> What principles and values of the open source movement are protected by staunchly refusing to allow "source available" to call itself open source?
The part where the license says "Don't run this on your server and charge people money for it, or we will sue you"?
I know that everyone thinks of Big Tech absorbing your project into their SaaS when they do this, but there are other ways (say AGPL) to combat that. O'SaaSy seems to me to be essentially a "give us your code for free, and you can self host it, but don't dare to charge $$ for it or else!" license.
Now you're bringing lawyers into the picture for anyone who's hosting your software on their servers. It's very reasonable for a SaaS company that wants to defend its moat, but it's not Open Source.
(Talking of, I'm actually curious if anyone has seen actual self-hosted Fizzy instances in the wild.)
> The part where the license says "Don't run this on your server and charge people money for it, or we will sue you"?

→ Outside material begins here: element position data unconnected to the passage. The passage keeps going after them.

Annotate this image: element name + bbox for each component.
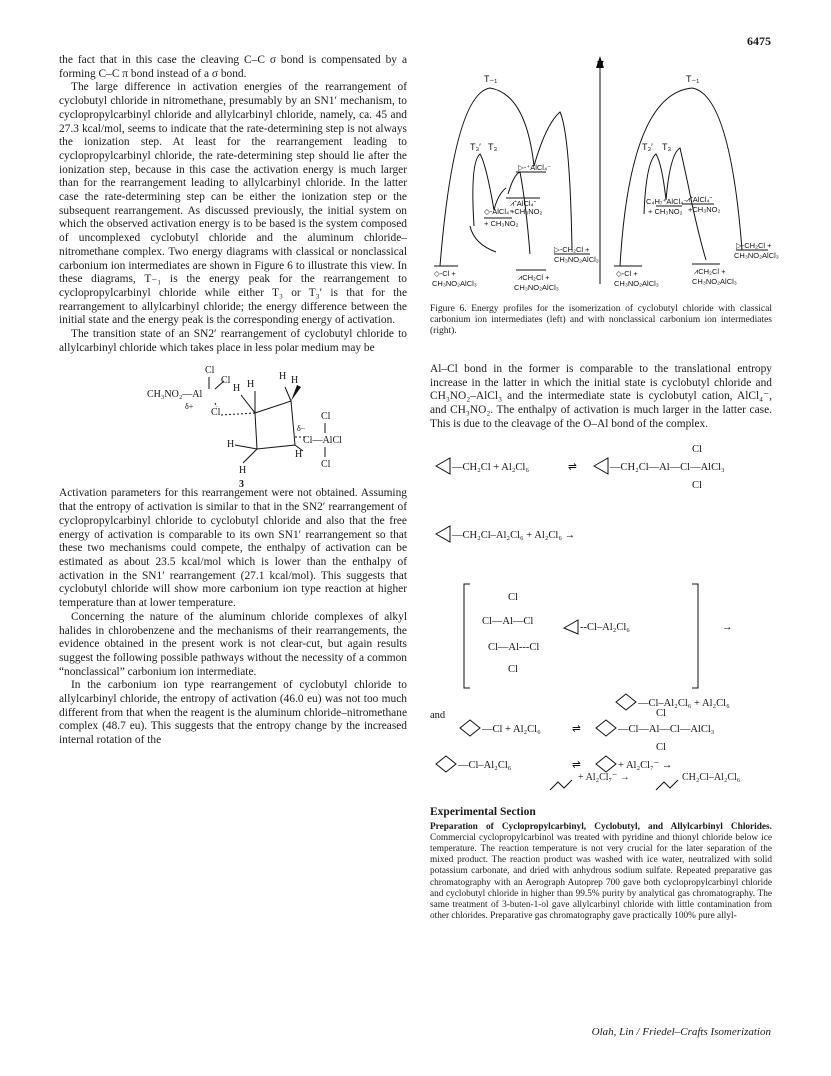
struct-text: Cl — [205, 365, 215, 377]
scheme-text: + Al₂Cl₇⁻ → — [578, 771, 630, 783]
scheme-drawing — [430, 438, 772, 774]
struct-text: CH₃NO₂—Al — [147, 389, 203, 401]
paragraph: In the carbonium ion type rearrangement of cyclobutyl chloride to allylcarbinyl chloride, the entropy of activation (46.0 eu) was not too much different from that when the reagent is the aluminum chloride–nitromethane complex (48.7 eu). This suggests that the entropy change by the increased internal rotation of the — [59, 679, 407, 747]
right-column — [430, 54, 779, 922]
paragraph: Concerning the nature of the aluminum chloride complexes of alkyl halides in chlorobenzene and the mechanisms of their rearrangements, the evidence obtained in the present work is not clear-cut, but again results suggest the following possible pathways without the necessity of a common “nonclassical” carbonium ion intermediate. — [59, 610, 407, 678]
page-footer: Olah, Lin / Friedel–Crafts Isomerization — [591, 1026, 771, 1038]
scheme-text: ⇌ — [572, 723, 581, 735]
diagram-label: ◇-Cl + — [616, 269, 638, 278]
diagram-label: ◇-AlCl₄⁻ — [484, 207, 514, 216]
diagram-label: ▷-CH₂Cl + — [736, 241, 772, 250]
diagram-label: T₃ — [488, 142, 498, 152]
scheme-text: Cl — [692, 479, 702, 491]
diagram-label: ⩘CH₂Cl + — [694, 267, 726, 276]
struct-text: H — [247, 379, 255, 391]
structure-3-drawing — [59, 355, 407, 491]
paragraph: the fact that in this case the cleaving C–C σ bond is compensated by a forming C–C π bond instead of a σ bond. — [59, 54, 407, 80]
scheme-text: Cl—Al—Cl — [482, 615, 534, 627]
paragraph: Al–Cl bond in the former is comparable to the translational entropy increase in the latter in which the initial state is cyclobutyl chloride and CH₃NO₂–AlCl₃ and the intermediate state is cyclobutyl cation, AlCl₄⁻, and CH₃NO₂. The enthalpy of activation is much larger in the latter case. This is due to the cleavage of the O–Al bond of the complex. — [430, 363, 772, 430]
scheme-text: ⇌ — [568, 461, 577, 473]
diagram-label: + CH₃NO₂ — [484, 219, 519, 228]
scheme-text: CH₂Cl–Al₂Cl₆ — [682, 771, 741, 783]
struct-text: Cl—AlCl — [303, 435, 342, 447]
section-heading: Experimental Section — [430, 805, 536, 818]
struct-text: H — [227, 439, 235, 451]
scheme-text: and — [430, 709, 446, 721]
diagram-label: ⩘CH₂Cl + — [518, 273, 550, 282]
scheme-text: —CH₂Cl—Al—Cl—AlCl₃ — [610, 461, 725, 473]
scheme-text: —CH₂Cl + Al₂Cl₆ — [452, 461, 530, 473]
figure-6 — [430, 54, 779, 300]
scheme-text: + Al₂Cl₇⁻ → — [618, 759, 673, 771]
experimental-subheading: Preparation of Cyclopropylcarbinyl, Cyclobutyl, and Allylcarbinyl Chlorides. — [430, 821, 772, 832]
diagram-label: CH₃NO₂AlCl₃ — [614, 279, 659, 288]
scheme-text: Cl — [508, 591, 518, 603]
struct-text: δ+ — [185, 402, 194, 412]
diagram-label: ◇-Cl + — [434, 269, 456, 278]
diagram-label: + CH₃NO₂ — [648, 207, 683, 216]
scheme-text: → — [722, 621, 733, 633]
scheme-last-row — [430, 772, 772, 786]
scheme-text: Cl — [508, 663, 518, 675]
struct-text: Cl — [221, 375, 231, 387]
experimental-text — [430, 822, 772, 923]
diagram-label: T₋₁ — [686, 74, 700, 84]
diagram-label: ⩘⁺AlCl₄⁻ — [686, 195, 713, 204]
struct-text: Cl — [321, 411, 331, 423]
reaction-scheme — [430, 438, 772, 774]
struct-text: 3 — [239, 479, 244, 491]
struct-text: Cl — [321, 459, 331, 471]
struct-text: H — [291, 375, 299, 387]
figure-caption: Figure 6. Energy profiles for the isomerization of cyclobutyl chloride with classical carbonium ion intermediates (left) and with nonclassical carbonium ion intermediates (right). — [430, 304, 772, 336]
diagram-label: CH₃NO₂AlCl₃ — [432, 279, 477, 288]
diagram-label: +CH₃NO₂ — [510, 207, 543, 216]
page-number: 6475 — [747, 34, 771, 48]
scheme-text: —Cl + Al₂Cl₆ — [482, 723, 541, 735]
scheme-text: Cl — [656, 741, 666, 753]
scheme-text: ⇌ — [572, 759, 581, 771]
paragraph: Activation parameters for this rearrangement were not obtained. Assuming that the entropy of activation is similar to that in the SN2′ rearrangement of cyclopropylcarbinyl chloride to cyclobutyl chloride and also that the free energy of activation is comparable to its own SN1′ rearrangement so that these two mechanisms could compete, the enthalpy of activation can be estimated as about 23.5 kcal/mol which is lower than the enthalpy of activation in the SN1′ rearrangement (27.1 kcal/mol). This suggests that cyclobutyl chloride will show more carbonium ion type reaction at higher temperature than at lower temperature. — [59, 487, 407, 610]
diagram-label: ▷-⁺AlCl₄⁻ — [518, 163, 551, 172]
struct-text: H — [295, 449, 303, 461]
scheme-text: —Cl–Al₂Cl₆ — [458, 759, 512, 771]
left-column — [59, 54, 407, 748]
struct-text: H — [279, 371, 287, 383]
scheme-text: --Cl–Al₂Cl₆ — [580, 621, 630, 633]
scheme-text: Cl — [656, 707, 666, 719]
paragraph: The large difference in activation energies of the rearrangement of cyclobutyl chloride in nitromethane, presumably by an SN1′ mechanism, to cyclopropylcarbinyl chloride and allylcarbinyl chloride, namely, ca. 45 and 27.3 kcal/mol, seems to indicate that the rate-determining step is not always the ionization step. At least for the rearrangement leading to cyclopropylcarbinyl chloride, the rate-determining step should lie after the ionization step, because in this case the activation energy is much larger than for the rearrangement leading to allylcarbinyl chloride. In the latter case the rate-determining step can be either the ionization step or the subsequent rearrangement. As discussed previously, the initial system on which the observed activation energy is to be based is the system composed of uncomplexed cyclobutyl chloride and the aluminum chloride–nitromethane complex. Two energy diagrams with classical or nonclassical carbonium ion intermediates are shown in Figure 6 to illustrate this view. In these diagrams, T₋₁ is the energy peak for the rearrangement to cyclopropylcarbinyl chloride while either T₃ or T₃′ is that for the rearrangement to allylcarbinyl chloride; the energy difference between the initial state and the energy peak is the corresponding energy of activation. — [59, 81, 407, 327]
diagram-label: ⩘⁺AlCl₄⁻ — [510, 199, 537, 208]
diagram-label: T₋₁ — [484, 74, 498, 84]
paragraph: The transition state of an SN2′ rearrangement of cyclobutyl chloride to allylcarbinyl chloride which takes place in less polar medium may be — [59, 328, 407, 354]
diagram-label: T₃ — [662, 142, 672, 152]
diagram-label: T₃′ — [470, 142, 481, 152]
struct-text: H — [233, 383, 241, 395]
diagram-label: CH₃NO₂AlCl₃ — [554, 255, 599, 264]
structure-3 — [59, 355, 407, 491]
diagram-label: +CH₃NO₂ — [688, 205, 721, 214]
struct-text: Cl — [211, 407, 221, 419]
energy-diagram — [430, 54, 779, 300]
experimental-body: Commercial cyclopropylcarbinol was treated with pyridine and thionyl chloride below ice temperature. The reaction temperature is not very crucial for the later separation of the mixed product. The reaction product was washed with ice water, neutralized with solid potassium carbonate, and dried with anhydrous sodium sulfate. Repeated preparative gas chromatography with an Aerograph Autoprep 700 gave both cyclopropylcarbinyl chloride and cyclobutyl chloride in higher than 99.5% purity by analytical gas chromatography. The same treatment of 3-buten-1-ol gave allylcarbinyl chloride with little contamination from other chlorides. Preparative gas chromatography gave practically 100% pure allyl- — [430, 832, 772, 922]
struct-text: δ− — [297, 424, 306, 434]
diagram-label: T₃′ — [642, 142, 653, 152]
diagram-label: ▷-CH₂Cl + — [554, 245, 590, 254]
scheme-text: Cl—Al---Cl — [488, 641, 540, 653]
axis-label: H — [596, 60, 604, 71]
struct-text: H — [239, 465, 247, 477]
diagram-label: CH₃NO₂AlCl₃ — [514, 283, 559, 292]
scheme-text: Cl — [692, 443, 702, 455]
scheme-text: —CH₂Cl–Al₂Cl₆ + Al₂Cl₆ → — [452, 529, 576, 541]
scheme-text: —Cl—Al—Cl—AlCl₃ — [618, 723, 715, 735]
diagram-label: CH₃NO₂AlCl₃ — [692, 277, 737, 286]
scheme-text: —Cl–Al₂Cl₆ + Al₂Cl₆ — [638, 697, 730, 709]
diagram-label: CH₃NO₂AlCl₃ — [734, 251, 779, 260]
diagram-label: C₄H₇⁺AlCl₄⁻ — [646, 197, 688, 206]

A bit offtopic but could re-generation of the project with LLM (with for example prompt "rewrite the <repo> changing every line of code") help protecting from being sued? If yes, then the OS licensing is doomed to fail.
I didn't ask which part of the license violates OSS values, I asked what those principles and values are. I will infer that "anybody can do whatever they want with the code" is the principle you are referring to.
I kind of thought that it was more about stuff like sharing and personal development and edification and the ability to see inside and understand things. But let's get really divisive over the money stuff.